Bovine spongiform encephalopathy (BSE), defined originally from its characteristic neuropathology, retains a place of particular interest in the scrapie-like or prion disease group, presenting uniquely an example of such diseases occurring as a nationwide food-borne epidemic in Great Britain. Comprehensive monitoring of the epidemic, both pathologically and epidemiologically, has facilitated our present understanding of the disease. BSE presents the classical neuropathological features of the transmissible spongiform encephalopathies. Although particularly similar to natural scrapie of sheep, BSE has, unlike scrapie, a stereotypic lesion profile from which it has been concluded that host and agent factors, including probably the strain of agent, which influence the profile, are constant in this disease. Neuronal loss in BSE may make an important but hitherto inapparent contribution to functional deficits. Preliminary ultrastructural studies have confirmed light microscopic features of brain changes in BSE but have as yet not established significant new findings. Immunohistochemical studies of PrP accumulation reveal distinctive forms and distributions of immunolabelling, confirming features reported previously in experimental models of scrapie, including perineuronal and perineuritic "synapse-like" reactivity. The histopathological diagnosis of BSE, validated on a single section of the medulla for the statutory diagnosis of large numbers of cases, is supplemented where necessary by fibril (SAF) examination which performs similarly to the histological diagnosis in the majority of cases. Epidemiological studies of BSE have supported the pathological findings that there is no detectable variation in susceptibility within the cattle population. The detailed monitoring of the epidemic has revealed the expected effects on the incidence as a result of statutory measures intended to prevent food-borne exposure after July 1988. The main effect has been a reduction in the national incidence during 1993 which has been continued into 1994. Analytical studies have not revealed any means of transmission, other than the food-borne source, capable of maintaining the epidemic in Great Britain.
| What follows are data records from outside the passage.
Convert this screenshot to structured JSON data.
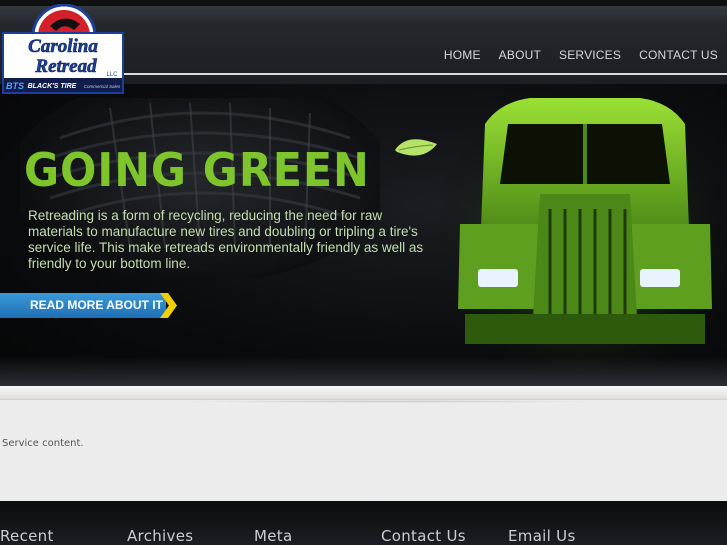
{
  "logo": {
    "line1": "Carolina",
    "line2": "Retread",
    "suffix": "LLC",
    "badge": "BTS",
    "tagline": "BLACK'S TIRE",
    "tagline2": "Commercial Sales"
  },
  "nav": {
    "items": [
      "HOME",
      "ABOUT",
      "SERVICES",
      "CONTACT US"
    ]
  },
  "hero": {
    "title": "GOING GREEN",
    "text": "Retreading is a form of recycling, reducing the need for raw materials to manufacture new tires and doubling or tripling a tire's service life. This make retreads environmentally friendly as well as friendly to your bottom line.",
    "cta_label": "READ MORE ABOUT IT"
  },
  "content": {
    "text": "Service content."
  },
  "footer": {
    "columns": [
      "Recent",
      "Archives",
      "Meta",
      "Contact Us",
      "Email Us"
    ]
  },
  "colors": {
    "accent_green": "#7dc52a",
    "cta_blue": "#1e6fb3",
    "cta_chevron": "#f2d000",
    "logo_red": "#d3202a",
    "logo_blue": "#1d3f9a"
  }
}
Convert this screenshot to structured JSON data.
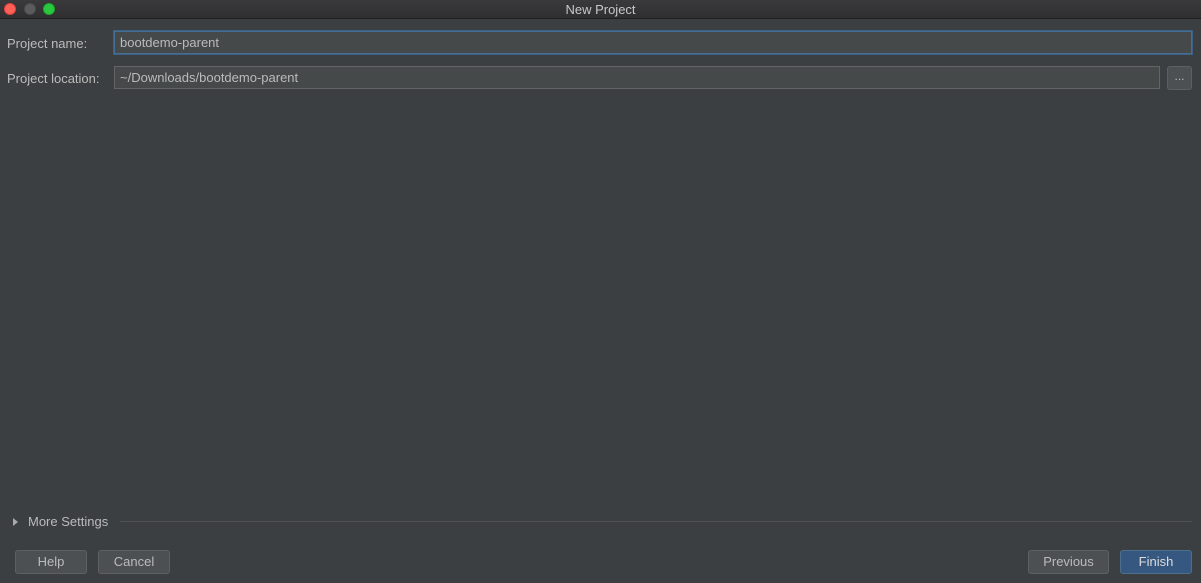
{
  "window": {
    "title": "New Project"
  },
  "form": {
    "project_name_label": "Project name:",
    "project_name_value": "bootdemo-parent",
    "project_location_label": "Project location:",
    "project_location_value": "~/Downloads/bootdemo-parent",
    "browse_label": "..."
  },
  "more_settings": {
    "label": "More Settings",
    "expanded": false
  },
  "buttons": {
    "help": "Help",
    "cancel": "Cancel",
    "previous": "Previous",
    "finish": "Finish"
  },
  "colors": {
    "background": "#3c3f41",
    "default_button": "#365880",
    "focus_border": "#466d94"
  },
  "icons": {
    "close": "close-icon",
    "minimize": "minimize-icon",
    "zoom": "zoom-icon",
    "disclosure": "chevron-right-icon"
  }
}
An international comparison of risk factors for the occurrence of BSE indicates that an epidemic of similar magnitude outside the British Isles is unlikely.

Transmissible cerebral amyloidoses as a model for Alzheimer's disease. An ultrastructural perspective

Alzheimer's disease, a prototypic nontransmissible cerebral amyloidosis, has no adequate experimental model. Several pathogenetic events, however, may be modeled and accurately studied in the transmissible cerebral amyloidoses of kuru, Creutzfeldt-Jakob disease, Gerstmann-Sträussler-Scheinker disease, and scrapie. The common neuropathological denominator in both types of cerebral amyloidoses is the presence of stellate kuru plaques, senile plaques, and pure neuritic plaques. These amyloid plaques consist of amyloid fibers, dystrophic neurites, and reactive astrocytes in different proportions. Microglial cells, which are regarded as amyloid producer/processor cells in Alzheimer's disease, may play the same function in the transmissible cerebral amyloidoses. In both transmissible and nontransmissible amyloidoses, the impairment of axonal transport leads to accumulation of abnormally phosphorylated cytoskeleton proteins (such as neurofilament proteins and microtubule-associated protein tau), which eventually produce dystrophic neurites observed as parts of plaque or as isolated pathological structures.